Oh, it's amazing. I mean, you know I've been working a little bit recently on helping leaders just develop their own personal leadership profile, like, okay, you're the coach, quote unquote what is it like to work for you, what are your non-negotiables, what are your expectations? And it's amazing how great coaches John Wooden framed that up beautifully, down to like how you should put on your socks. I mean, he may be bordered on micromanagement, but he was damn good and you knew he cared right and he cared about you as a human. But but he had a philosophy. Coach K had a philosophy. And so I see it all the time in organizational life where you have these people in positions of authority with no clue of what their philosophy is, of framing up what it's going to be like to work for me and be on this team.
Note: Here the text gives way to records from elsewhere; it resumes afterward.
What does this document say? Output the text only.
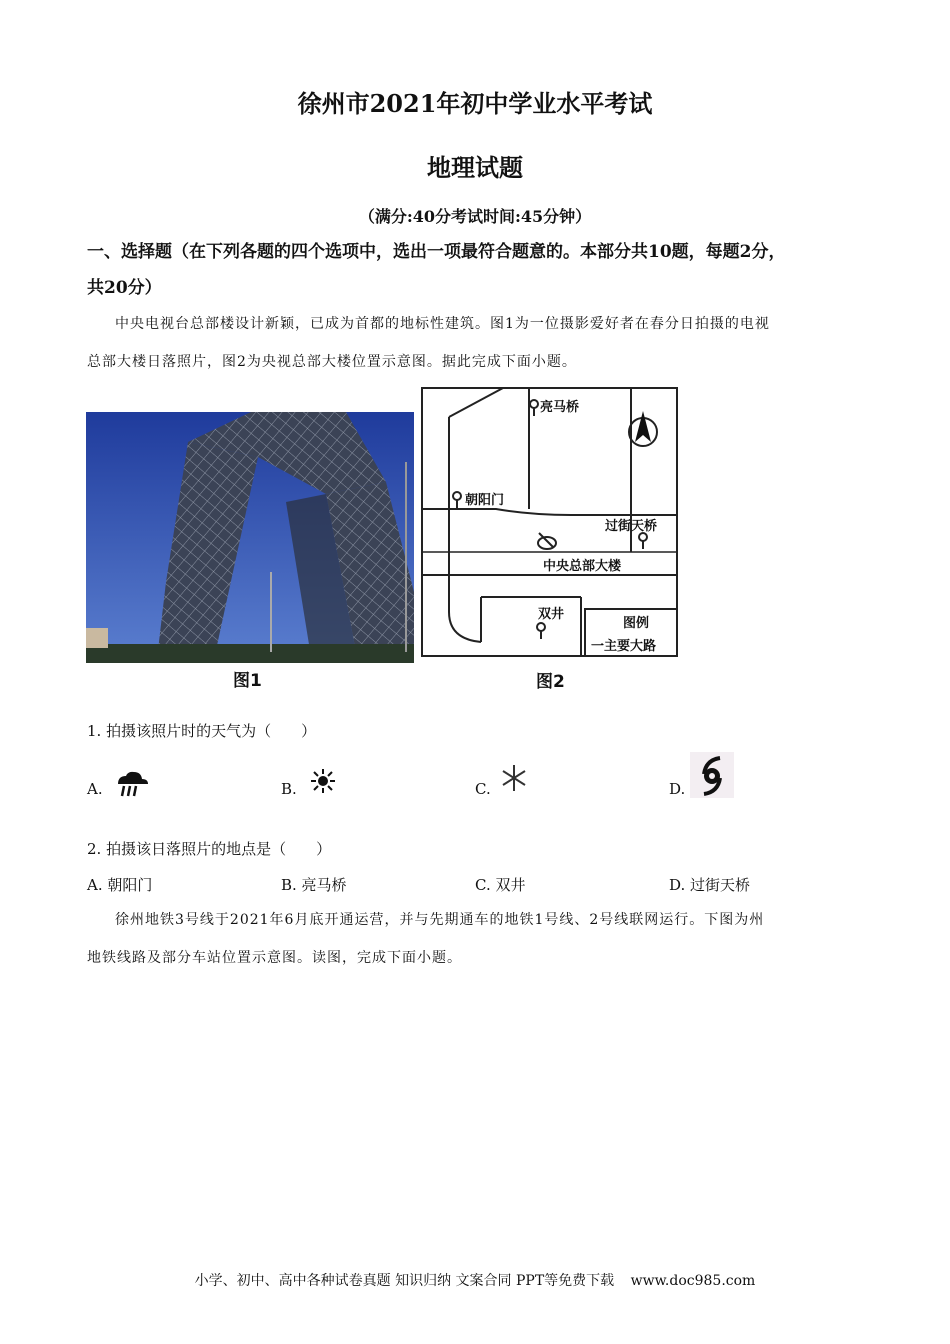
徐州市2021年初中学业水平考试
地理试题
（满分:40分考试时间:45分钟）
一、选择题（在下列各题的四个选项中，选出一项最符合题意的。本部分共10题，每题2分，
共20分）
中央电视台总部楼设计新颖，已成为首都的地标性建筑。图1为一位摄影爱好者在春分日拍摄的电视
总部大楼日落照片，图2为央视总部大楼位置示意图。据此完成下面小题。
图1
亮马桥
朝阳门
过街天桥
中央总部大楼
双井
图例
一主要大路
图2
1. 拍摄该照片时的天气为（　　）
A.	B.	C.	D.
2. 拍摄该日落照片的地点是（　　）
A. 朝阳门	B. 亮马桥	C. 双井	D. 过街天桥
徐州地铁3号线于2021年6月底开通运营，并与先期通车的地铁1号线、2号线联网运行。下图为州
地铁线路及部分车站位置示意图。读图，完成下面小题。
小学、初中、高中各种试卷真题 知识归纳 文案合同 PPT等免费下载 www.doc985.com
It's just amazing. So I 100% agree with you.

Speaker 1:

I think there's a lot of lessons that we could take from that domain that are incredibly valuable. Yeah, absolutely Very much so. Even the literature K Anders Ericsson I don't know if you ever came across him. He was one of the founders of the expertise literature, so how you become an expert and he didn't care what the domain was violin, cello Gladwell's 10,000 hours came from his research, but it was bastardized by Gladwell in many, many ways. But, yes, I mean, there's so much that can be learned from that space. That nicely translates, of course, not everything, but I love it Sports science, yep. Well, sir, thank you so much, appreciate the conversation today, appreciate you taking the time, and you know what. I'm going to put some links in the show notes for listeners so you know how to connect with Scott and his work and his books. And, sir, thank you so much.

Speaker 2:

Scott, thanks for having me, it was a pleasure.

Speaker 3:

Content fatigue. I sometimes wonder if I have been contributing to that.

Speaker 1:

I think I have Failing forward, failing forward, but you know what A new version of this podcast is kind of on the horizon and I'll share a little bit more about that soon. But this conversation with Scott my fellow Scott has really helped inform how I might just approach that podcast and for that I am super thankful To all of you. I'm thankful Almost five years we've been doing this podcast and you've been listening and I appreciate that and I am thankful for that. Take care, everybody, be well. Thanks so much to Scott. Bye-bye.